Этот парень явно не придерживался официальной позиции своей партии. Следующий репортер подошел к вопросу более основательно. Их газета беспокоилась о душах.

— Мы прекрасно понимаем, что вы помогаете людям прощаться с близкими, и это благородная цель, — сказал Терри Греггс за чашкой кофе Мередит, Сэму и Дэшу, которые решили, что, встретившись с обвинителями лицом к лицу, они смогут умерить их пыл.

— Спасибо, — поблагодарила Мередит. — Спасибо, что отметили это.

— Однако Американская ассоциация христианских священнослужителей обеспокоена тем, что вы вкладываете слова в уста мертвым, говоря за них.

— Что в этом плохого? Они же умерли, — сказал Дэш.

— Умерли, — согласился Терри, — но не ушли. Их души остались с нами и, вероятно, совсем не в восторге от того, что вы говорите за них.

— Я не говорю за них, — возразил Сэм.

— Почему вы так думаете?

— Потому что у меня есть алгоритм. А почему вы думаете, что они не в восторге?

— Та же причина. У меня тоже есть алгоритм: любовь Иисуса равняется вечной жизни.

— Боюсь, на алгоритм это не тянет, — прокомментировал Сэм.

— Мне кажется, вы упускаете суть, — настаивал Терри.

— Какое совпадение! Мне тоже кажется, что вы что-то упускаете, — парировал Сэм.

Среднеатлантический совет медиумов, Объединение охотников за привидениями, Мадам Ди, Эсмеральда и Жан, наряду с представители интернет-ресурса «Они среди нас», тоже слали письма с протестами. Игнорировать подобную публику было просто, но что прикажете делать с девятьюстами пятьюдесятью семью религиозными лидерами, которые подписали петицию, требуя закрыть сервис, поскольку он не угоден Богу? Это уже вселяло тревогу.

— Нам следует официально назначить Мередит на должность главного по связям с общественностью, — предложил Дэш во время «Ночи итальянской пиццы».

У Пенни день не задался, и она отклонила приглашение на ужин, оставшись дома.
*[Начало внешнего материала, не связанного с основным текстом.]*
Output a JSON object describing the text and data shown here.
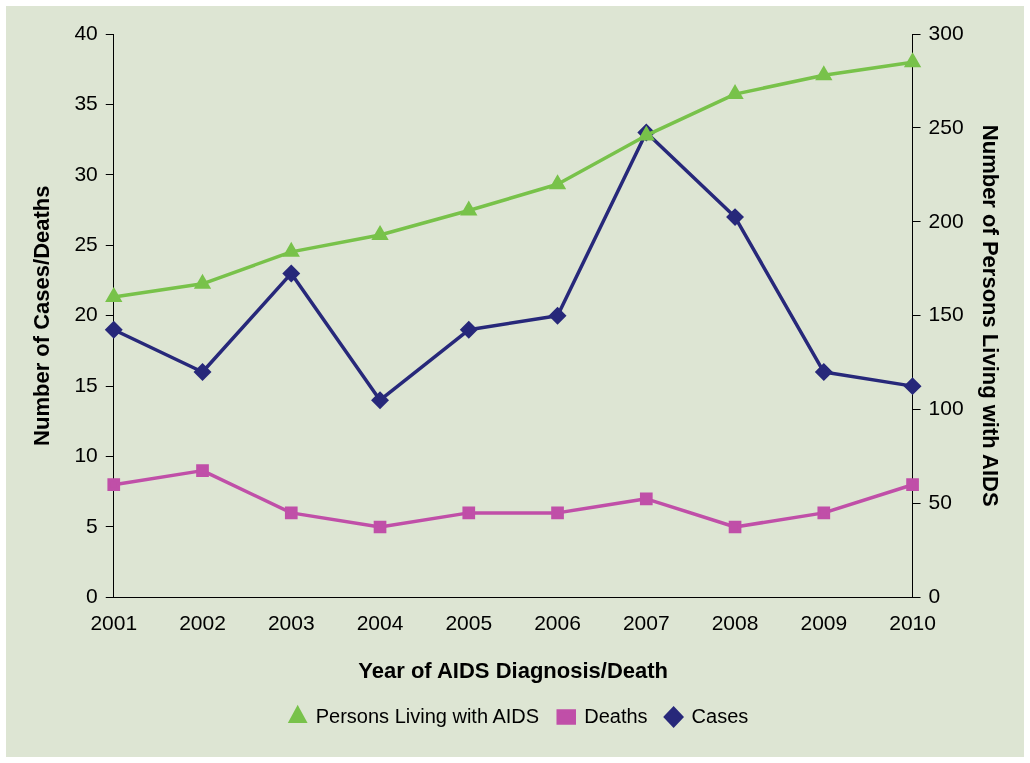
{
  "chart_data": {
    "type": "line",
    "xlabel": "Year of AIDS Diagnosis/Death",
    "ylabel": "Number of Cases/Deaths",
    "y2label": "Number of Persons Living with AIDS",
    "categories": [
      "2001",
      "2002",
      "2003",
      "2004",
      "2005",
      "2006",
      "2007",
      "2008",
      "2009",
      "2010"
    ],
    "series": [
      {
        "name": "Cases",
        "color": "#27287a",
        "marker": "diamond",
        "values": [
          19,
          16,
          23,
          14,
          19,
          20,
          33,
          27,
          16,
          15
        ]
      },
      {
        "name": "Deaths",
        "color": "#c04fa8",
        "marker": "square",
        "values": [
          8,
          9,
          6,
          5,
          6,
          6,
          7,
          5,
          6,
          8
        ]
      },
      {
        "name": "Persons Living with AIDS",
        "color": "#78c24a",
        "marker": "triangle",
        "axis": "y2",
        "values": [
          160,
          167,
          184,
          193,
          206,
          220,
          246,
          268,
          278,
          285
        ]
      }
    ],
    "ylim": [
      0,
      40
    ],
    "yticks": [
      0,
      5,
      10,
      15,
      20,
      25,
      30,
      35,
      40
    ],
    "y2lim": [
      0,
      300
    ],
    "y2ticks": [
      0,
      50,
      100,
      150,
      200,
      250,
      300
    ],
    "grid": false,
    "legend": "bottom",
    "line_style": "solid"
  }
}
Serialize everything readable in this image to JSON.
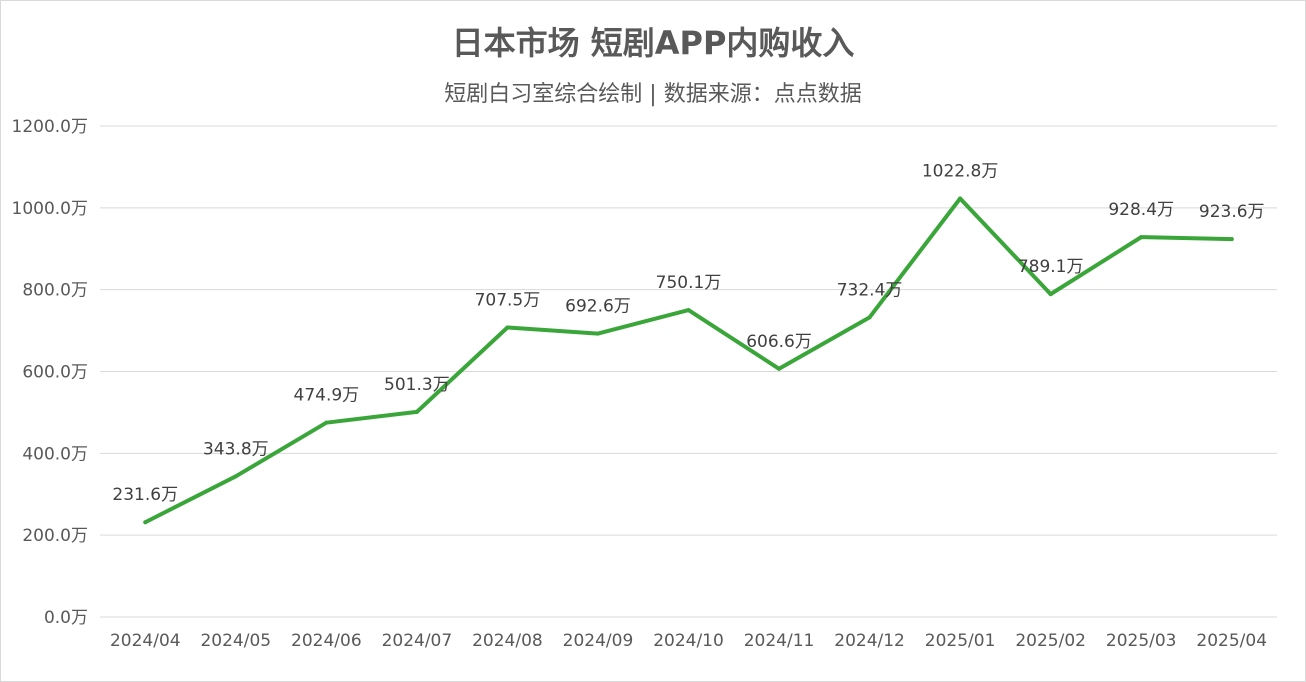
{
  "chart_data": {
    "type": "line",
    "title": "日本市场 短剧APP内购收入",
    "subtitle": "短剧白习室综合绘制 | 数据来源：点点数据",
    "categories": [
      "2024/04",
      "2024/05",
      "2024/06",
      "2024/07",
      "2024/08",
      "2024/09",
      "2024/10",
      "2024/11",
      "2024/12",
      "2025/01",
      "2025/02",
      "2025/03",
      "2025/04"
    ],
    "series": [
      {
        "values": [
          231.6,
          343.8,
          474.9,
          501.3,
          707.5,
          692.6,
          750.1,
          606.6,
          732.4,
          1022.8,
          789.1,
          928.4,
          923.6
        ],
        "color": "#3aa63a"
      }
    ],
    "data_labels": [
      "231.6万",
      "343.8万",
      "474.9万",
      "501.3万",
      "707.5万",
      "692.6万",
      "750.1万",
      "606.6万",
      "732.4万",
      "1022.8万",
      "789.1万",
      "928.4万",
      "923.6万"
    ],
    "y_ticks": [
      0,
      200,
      400,
      600,
      800,
      1000,
      1200
    ],
    "y_tick_labels": [
      "0.0万",
      "200.0万",
      "400.0万",
      "600.0万",
      "800.0万",
      "1000.0万",
      "1200.0万"
    ],
    "ylim": [
      0,
      1200
    ],
    "grid": true,
    "legend": "none",
    "colors": {
      "grid": "#d9d9d9",
      "text": "#595959"
    }
  }
}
У Джейми день выдался удачным, и он отклонил приглашение на ужин, отправившись в горы. Поэтому Дэш позволил себе нарушить правило «не говорить о работе за ужином», а заодно и негласное правило «не раздражать Мередит за ужином».

— Почему меня? — простонала она.

— Зануда-компьютерщик. — Дэш ткнул вилкой в сторону Сэма. — Люди будут думать, что он асоциален, бесстрастен, невнятно выражается и его невозможно понять. — Указав вилкой на себя, Дэш продолжил: — Невероятно хорош собой, загадочен, свой в Голливуде и чужак для всех остальных. Люди не будут мне доверять. Но ты, — завершил он, махнув куском пиццы в сторону Мередит, — идеально подходишь на эту роль: добрая, милая, заботливая, эмоциональная, не умеешь манипулировать людьми, но легко поддаешься влиянию сама. Бинго!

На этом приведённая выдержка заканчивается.